While the companies we have chosen in this article consistently rank among the most competitive interest rates for refinancing, we also compared each company on the following characteristics:

  • Wide availability: All of the companies on our list refinance both federal and private student loans, and they each offer variable and fixed interest rates.
  • Flexible loan terms: Each company offers a variety of financing options that you can customize based on your monthly budget and how long it takes to pay off your student loan.
  • No creation or registration fees: None of the companies on our list charge borrowers an upfront “set-up fee” for refinancing your loan.
  • No early repayment penalties: The companies on our list do not charge borrowers for prepayment of loans.
  • Simplified application process: We made sure companies offered a fast online application process.
  • Co-signer options: Each company on our list allows a co-signer if the direct borrower does not qualify for refinancing on their own.
  • Automatic payment discounts: All of the companies listed already calculate automatic payment discounts in their advertised rates.
  • Private student loan protections: While you lose the benefits of the federal student loan when you refinance, each company on our list offers some type of protection for borrowers in times of financial difficulty.
  • Loan sizes: The above companies refinance loans in a range of sizes, from $ 5,000 to $ 500,000. Each company advertises their respective loan amounts, and completing a pre-approval process can give you an idea of ​​your interest rate and monthly payment.
  • Credit / eligibility conditions: We took into consideration the minimum credit scores and income levels required if this information was available.
  • Customer service: Each company on our list provides customer service that is available by phone, email, or secure online messaging. We have also opted for lenders who have an online resource center or advice center to help educate you on the student loan refinancing process.

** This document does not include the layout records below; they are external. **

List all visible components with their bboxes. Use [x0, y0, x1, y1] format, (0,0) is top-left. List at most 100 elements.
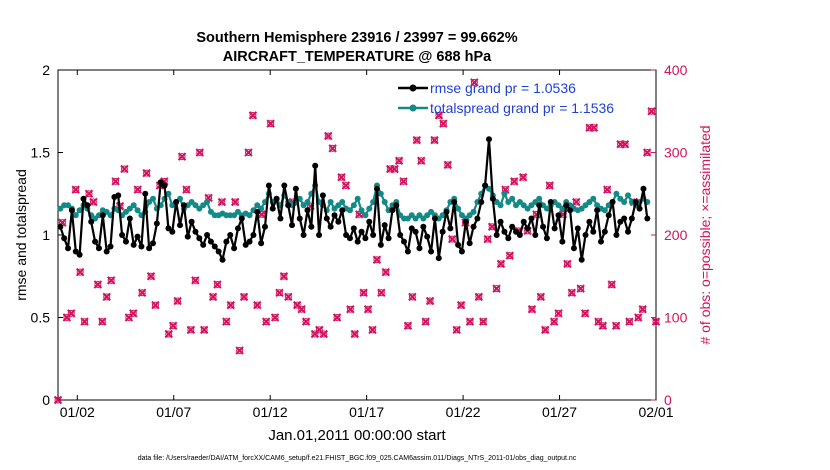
x-tick-label: 02/01	[638, 404, 673, 420]
obs-possible-marker	[182, 186, 190, 194]
obs-count-point	[563, 259, 572, 269]
obs-possible-marker	[98, 318, 106, 326]
obs-count-point	[84, 189, 94, 198]
obs-assimilated-marker	[642, 148, 652, 157]
obs-count-point	[634, 313, 643, 322]
obs-count-point	[146, 272, 156, 281]
obs-assimilated-marker	[182, 185, 191, 194]
rmse-point	[586, 218, 593, 225]
obs-possible-marker	[236, 347, 244, 354]
obs-count-point	[297, 305, 306, 314]
obs-count-point	[239, 292, 249, 302]
obs-possible-marker	[608, 281, 616, 288]
rmse-point	[644, 215, 651, 222]
obs-assimilated-marker	[611, 321, 621, 330]
obs-assimilated-marker	[576, 284, 585, 293]
obs-possible-marker	[439, 120, 447, 128]
spread-point	[72, 212, 79, 219]
rmse-point	[358, 228, 365, 235]
obs-assimilated-marker	[425, 296, 435, 306]
rmse-point	[524, 225, 531, 232]
obs-assimilated-marker	[142, 168, 151, 178]
rmse-point	[590, 228, 597, 235]
rmse-point	[80, 195, 87, 202]
obs-count-point	[377, 288, 386, 297]
obs-assimilated-marker	[164, 329, 173, 339]
obs-assimilated-marker	[403, 321, 413, 330]
obs-count-point	[151, 300, 160, 310]
obs-possible-marker	[249, 111, 257, 119]
obs-possible-marker	[386, 165, 394, 173]
rmse-point	[265, 182, 272, 189]
rmse-point	[115, 192, 122, 199]
obs-possible-marker	[497, 260, 505, 268]
spread-point	[590, 195, 597, 202]
obs-possible-marker	[484, 235, 492, 243]
obs-assimilated-marker	[607, 280, 616, 289]
obs-possible-marker	[617, 140, 625, 148]
rmse-point	[169, 228, 176, 235]
obs-possible-marker	[271, 314, 279, 321]
rmse-point	[563, 202, 570, 209]
obs-assimilated-marker	[75, 267, 85, 277]
rmse-point	[401, 238, 408, 245]
spread-point	[130, 202, 137, 209]
obs-assimilated-marker	[368, 325, 377, 335]
spread-point	[358, 207, 365, 214]
obs-count-point	[261, 317, 271, 326]
obs-assimilated-marker	[434, 111, 444, 120]
legend-rmse-marker	[409, 84, 417, 92]
obs-possible-marker	[244, 149, 252, 156]
obs-count-point	[372, 255, 382, 264]
spread-point	[304, 199, 311, 205]
rmse-point	[597, 238, 604, 245]
obs-count-point	[89, 197, 98, 207]
rmse-point	[397, 232, 404, 238]
obs-count-point	[479, 317, 488, 326]
rmse-point	[439, 228, 446, 235]
obs-possible-marker	[431, 136, 439, 144]
obs-count-point	[434, 111, 444, 120]
obs-possible-marker	[351, 330, 359, 338]
rmse-point	[501, 228, 508, 235]
rmse-point	[234, 225, 241, 232]
rmse-point	[304, 207, 311, 214]
obs-assimilated-marker	[545, 181, 554, 190]
rmse-point	[462, 218, 469, 225]
rmse-point	[292, 185, 299, 192]
obs-assimilated-marker	[377, 288, 386, 297]
obs-count-point	[186, 325, 196, 335]
obs-count-point	[403, 321, 413, 330]
rmse-point	[385, 235, 392, 242]
rmse-point	[625, 228, 632, 235]
obs-possible-marker	[125, 314, 133, 321]
obs-assimilated-marker	[84, 189, 94, 198]
obs-count-point	[195, 148, 204, 157]
obs-count-point	[607, 280, 616, 289]
rmse-point	[574, 225, 581, 232]
rmse-point	[613, 232, 620, 238]
obs-possible-marker	[342, 182, 350, 189]
rmse-point	[180, 202, 187, 209]
obs-count-point	[625, 317, 634, 326]
obs-count-point	[341, 181, 351, 190]
obs-possible-marker	[426, 297, 434, 305]
obs-assimilated-marker	[346, 305, 355, 314]
obs-possible-marker	[648, 107, 656, 115]
obs-possible-marker	[85, 190, 93, 198]
obs-possible-marker	[457, 301, 465, 309]
obs-possible-marker	[169, 322, 177, 330]
rmse-point	[458, 248, 465, 255]
rmse-point	[177, 222, 184, 229]
obs-count-point	[425, 296, 435, 306]
obs-count-point	[518, 173, 528, 182]
obs-possible-marker	[311, 330, 319, 338]
obs-possible-marker	[293, 301, 301, 309]
obs-possible-marker	[422, 318, 430, 326]
rmse-point	[404, 248, 411, 255]
obs-assimilated-marker	[647, 107, 656, 116]
obs-assimilated-marker	[479, 317, 488, 326]
obs-possible-marker	[196, 149, 204, 156]
obs-count-point	[120, 164, 129, 174]
rmse-point	[567, 207, 574, 214]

After reviewing the features above, we’ve sorted our recommendations by best for overall refinancing needs, having a co-signer, applying with a fair credit score, refinancing parent loans, and medical school loans.

Note that the rates and fee structures for refinancing private student loans are not guaranteed forever; they are subject to change without notice and they often fluctuate with the Fed rate. Choosing a fixed rate APR when you refinance will ensure that your interest rate and monthly payment will remain consistent throughout the life of the loan.

Your refinance rate depends on your credit rating, income, debt-to-income ratio (DTI), savings, payment history, and overall financial health. To refinance your student loan (s), lenders will conduct a serious credit check and request a full application, which may require proof of income, identity verification, proof of address, etc.

Editorial note: Any opinions, analysis, criticism or recommendations expressed in this article are the sole responsibility of the editorial staff of Select and have not been reviewed, endorsed or otherwise approved by any third party.